Fato explicado até porque nos pampas extensos, os espanhóis, distraídos eles, "esqueceram" algumas vacas e
cavalos que, reproduzidos de a milhares, deram armas e cavalgaduras de guerra e alimentação extra
e inesperada aos Patagônes, que resistiram mais e melhor que Astecas e Incas.

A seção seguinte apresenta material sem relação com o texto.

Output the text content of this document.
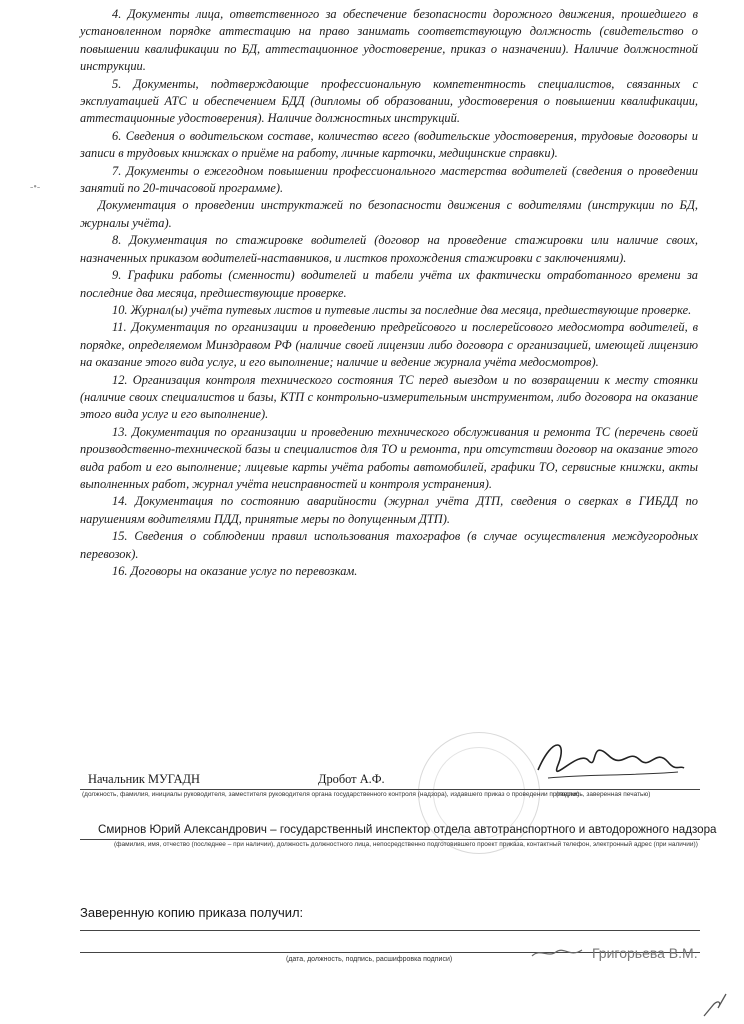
4. Документы лица, ответственного за обеспечение безопасности дорожного движения, прошедшего в установленном порядке аттестацию на право занимать соответствующую должность (свидетельство о повышении квалификации по БД, аттестационное удостоверение, приказ о назначении). Наличие должностной инструкции.

5. Документы, подтверждающие профессиональную компетентность специалистов, связанных с эксплуатацией АТС и обеспечением БДД (дипломы об образовании, удостоверения о повышении квалификации, аттестационные удостоверения). Наличие должностных инструкций.

6. Сведения о водительском составе, количество всего (водительские удостоверения, трудовые договоры и записи в трудовых книжках о приёме на работу, личные карточки, медицинские справки).

7. Документы о ежегодном повышении профессионального мастерства водителей (сведения о проведении занятий по 20-тичасовой программе).

Документация о проведении инструктажей по безопасности движения с водителями (инструкции по БД, журналы учёта).

8. Документация по стажировке водителей (договор на проведение стажировки или наличие своих, назначенных приказом водителей-наставников, и листков прохождения стажировки с заключениями).

9. Графики работы (сменности) водителей и табели учёта их фактически отработанного времени за последние два месяца, предшествующие проверке.

10. Журнал(ы) учёта путевых листов и путевые листы за последние два месяца, предшествующие проверке.

11. Документация по организации и проведению предрейсового и послерейсового медосмотра водителей, в порядке, определяемом Минздравом РФ (наличие своей лицензии либо договора с организацией, имеющей лицензию на оказание этого вида услуг, и его выполнение; наличие и ведение журнала учёта медосмотров).

12. Организация контроля технического состояния ТС перед выездом и по возвращении к месту стоянки (наличие своих специалистов и базы, КТП с контрольно-измерительным инструментом, либо договора на оказание этого вида услуг и его выполнение).

13. Документация по организации и проведению технического обслуживания и ремонта ТС (перечень своей производственно-технической базы и специалистов для ТО и ремонта, при отсутствии договор на оказание этого вида работ и его выполнение; лицевые карты учёта работы автомобилей, графики ТО, сервисные книжки, акты выполненных работ, журнал учёта неисправностей и контроля устранения).

14. Документация по состоянию аварийности (журнал учёта ДТП, сведения о сверках в ГИБДД по нарушениям водителями ПДД, принятые меры по допущенным ДТП).

15. Сведения о соблюдении правил использования тахографов (в случае осуществления междугородных перевозок).

16. Договоры на оказание услуг по перевозкам.

-•-
Начальник МУГАДН	Дробот А.Ф.
(должность, фамилия, инициалы руководителя, заместителя руководителя органа государственного контроля (надзора), издавшего приказ о проведении проверки)
(подпись, заверенная печатью)
Смирнов Юрий Александрович – государственный инспектор отдела автотранспортного и автодорожного надзора
(фамилия, имя, отчество (последнее – при наличии), должность должностного лица, непосредственно подготовившего проект приказа, контактный телефон, электронный адрес (при наличии))
Заверенную копию приказа получил:
(дата, должность, подпись, расшифровка подписи)	Григорьева В.М.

Mas a luta dos quilombolas, por exemplo, já de por si seria um elemento de
compensação enorme a isso que comentei antes sobre os nossos indígenas
patagônicos. Não, nem o sangue lusitano é ruim, nem o espanhol - o pouco que
corre nas veias argentinas- é explicação e sim os momentos sociais e políticos
que cada povo vive.
As épocas de reação e refluxo como a que sofremos hoje registram
diversos motivos, que tem a ver com esse 40% das classes médias aplaudindo à
direita, e com o desconcerto das classes trabalhadoras mais pobres pela rapidez
das manobras e chicanas “legais” que arrancaram seus direitos, assim como a falta de vanguardas sociais e políticas
aguerridas, que também não nascem em provetas nem chocadeiras. Em fim, não é a
etnia dos povos o que marca sua capacidade de lutar: o Brasil, repito, tem uma
lista mais longa e sofrida de revoltas, levantamentos e guerrilhas populares do
que a do povo argentino, que sofreu seis golpes militares no século XX, cada
vez mais sangrentos, justamente porque havia - e ainda há- uma classe média confundida,
torcendo contra os trabalhadores e uma classe operária cansada e desiludida,
como em meados de 1975, antes do golpe genocida de 1976. Já aguentamos Menem e
De la Rua até estourar em desespero em dezembro de 2001. Quando os deputados
argentinos da oposição dizem "não somos Brasil", estão se referindo
ao golpe, ao governo usurpador, e não tirando sarro do povo brasileiro.
JV. Dezembro de 2017.
(*) Para mencionar apenas as mais conhecidas: Revolta da
Armada, e Revolução Federalista de 1893, migrando do Brasil ao Uruguai e
implicando mais de mil marinheiros e soldados. A Guerra de Canudos, de 1896 a 97, com mais de 25
mortos do povo mais miserável. A Revolta da Chibata, de 1910, semelhante à do
Encouraçado Potemkin na Rússia revolucionária. Revolta do Juazeiro, em 1914. Guerra
do Contestado, entre 1912 e 16. Movimento Tenentista, em 1922 e Coluna Prestes,
até 1927. Guerrilha do Araguaia, entre finais da década de 1960 e a primeira metade da década de 1970.